I submitted a story this week for consideration into Horror For Good: A Charitable Anthology. The proceeds from this anthology will be going to amfAR, The Foundation for AIDS Research. They’ve already gathered stories from some pretty well-known authors in the field, and I’m hoping to number among them. So think good thoughts for me.
(It was The Interview by the way, so I’ll be holding off on publishing that one until I’ve heard one way or another.)
What does the future hold?
One of the requirements of receiving my Versatile Blogger Award from Blaze McRob was to list seven facts about myself. So that’s what I’ll be doing next Friday. And don’t worry, I’ll keep them brief because I recently finished Jonathan Strange and Mr. Norrell by Susanna Clarke, and I want to post a review while it’s still fresh in my head.
But without further ado…
I spent six amazing years in Missoula, Montana. I will always hold a place in my heart for that town and the surrounding area, including Rock Creek, a small community about 25 miles outside of town. It was in Rock Creek that I met Ray Avery.
There’s no way I could completely paint a picture for you of Ray Avery (and he would’ve probably been mad that I’m even trying to do it here). You would have just had to meet him. Unfortunately, it makes me very sad to say that Ray passed away recently. The crazy ol’ coot was loved by many of us, and he’ll definitely be missed.

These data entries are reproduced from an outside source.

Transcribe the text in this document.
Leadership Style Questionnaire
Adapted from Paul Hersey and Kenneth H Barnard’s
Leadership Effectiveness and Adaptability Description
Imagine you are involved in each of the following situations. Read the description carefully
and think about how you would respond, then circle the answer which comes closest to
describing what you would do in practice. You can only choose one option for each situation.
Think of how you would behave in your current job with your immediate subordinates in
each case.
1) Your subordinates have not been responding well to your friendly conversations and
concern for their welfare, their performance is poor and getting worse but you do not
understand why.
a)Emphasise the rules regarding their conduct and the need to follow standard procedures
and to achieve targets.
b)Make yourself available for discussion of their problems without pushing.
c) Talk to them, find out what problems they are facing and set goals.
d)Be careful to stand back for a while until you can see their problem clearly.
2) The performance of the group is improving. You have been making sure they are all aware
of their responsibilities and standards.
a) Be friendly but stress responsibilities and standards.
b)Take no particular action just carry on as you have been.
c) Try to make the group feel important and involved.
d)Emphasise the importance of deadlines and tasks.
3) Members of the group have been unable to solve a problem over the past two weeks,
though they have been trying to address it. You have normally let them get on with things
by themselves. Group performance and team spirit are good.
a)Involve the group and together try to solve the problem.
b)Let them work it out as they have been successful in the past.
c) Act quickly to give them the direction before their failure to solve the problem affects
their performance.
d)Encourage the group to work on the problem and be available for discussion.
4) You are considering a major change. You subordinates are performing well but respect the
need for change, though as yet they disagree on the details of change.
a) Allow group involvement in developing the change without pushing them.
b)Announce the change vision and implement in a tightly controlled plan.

So in memory of Ray, I’m posting this little bit of nonfiction, a story from my time on Rock Creek that I had to document because I knew I might not ever see the likes of it again. A cast of characters on a cold autumn mountain morning, all in attendance for the death of two pigs.
Just a warning. It’s a little lengthier than my normal stuff (about the size of two flash pieces).
And it will be a vegetarian’s nightmare. Continue at the risk of your delicate sensibilities.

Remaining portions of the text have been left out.